Teacher’s Questions for Cool Jobs: Museum Science
SCIENCE
Before reading:
1. Why are museums important?
2. What types of things can you learn from artifacts kept in a museum?
During reading:
1. How did museum specimens help Robert Baker discover the source of the 1990s hantavirus outbreak in New Mexico?
2. Explain how the discovery of hantavirus in rodents helped people limit infection with the deadly virus.
3. What are antibodies?
4. Explain how discovering arenavirus antibodies in deer-mouse lung samples led Charles Fulhorst and Robert Bradley to the arenavirus itself.
5. What did Bradley and Fulhorst compare to identify the seven new types of arenavirus?

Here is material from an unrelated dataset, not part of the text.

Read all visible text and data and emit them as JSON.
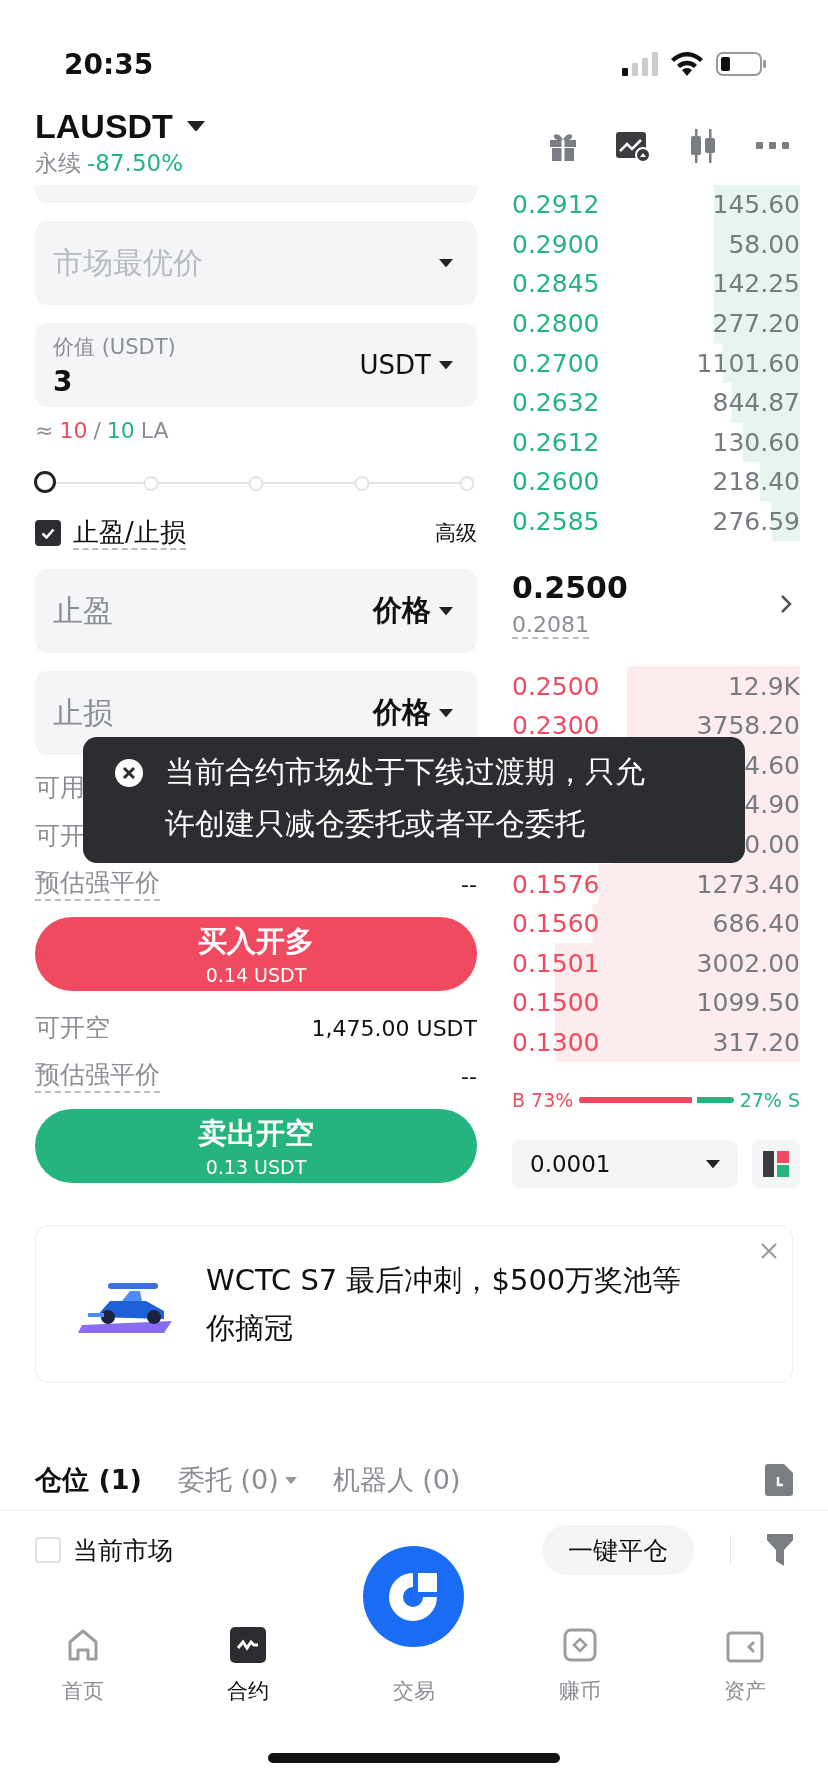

6. What did scientists formerly believe the ancestor of all flightless birds was like? Could it fly? Where did it live?
7. What did Oliver Haddrath and Allan Baker study to find out about this ancient ancestor?
8. Explain why if moas and tinamous are closely related, this means their common ancestor likely could fly.
9. What tool can scientists use to peer inside a mummy? Explain how this tool works.
10. What surprise did the mummy CT scan reveal?
11. How did Daniel Antoine estimate the age of the mummy?
After reading:
1. What other modern-day problems might be solved with the help of museum specimens? Name two.
SOCIAL STUDIES
1. Do you think it’s important to keep adding items to museum collections? Why?
2. If museums are at risk of becoming full and can’t afford to build new storage facilities, which types of biological specimens would you get rid of first to make more room? The oldest? The ones where you have duplicates — or some other museum does? The most common? Those collected farthest from the museum? Make scientific arguments for — and against — letting go of each type.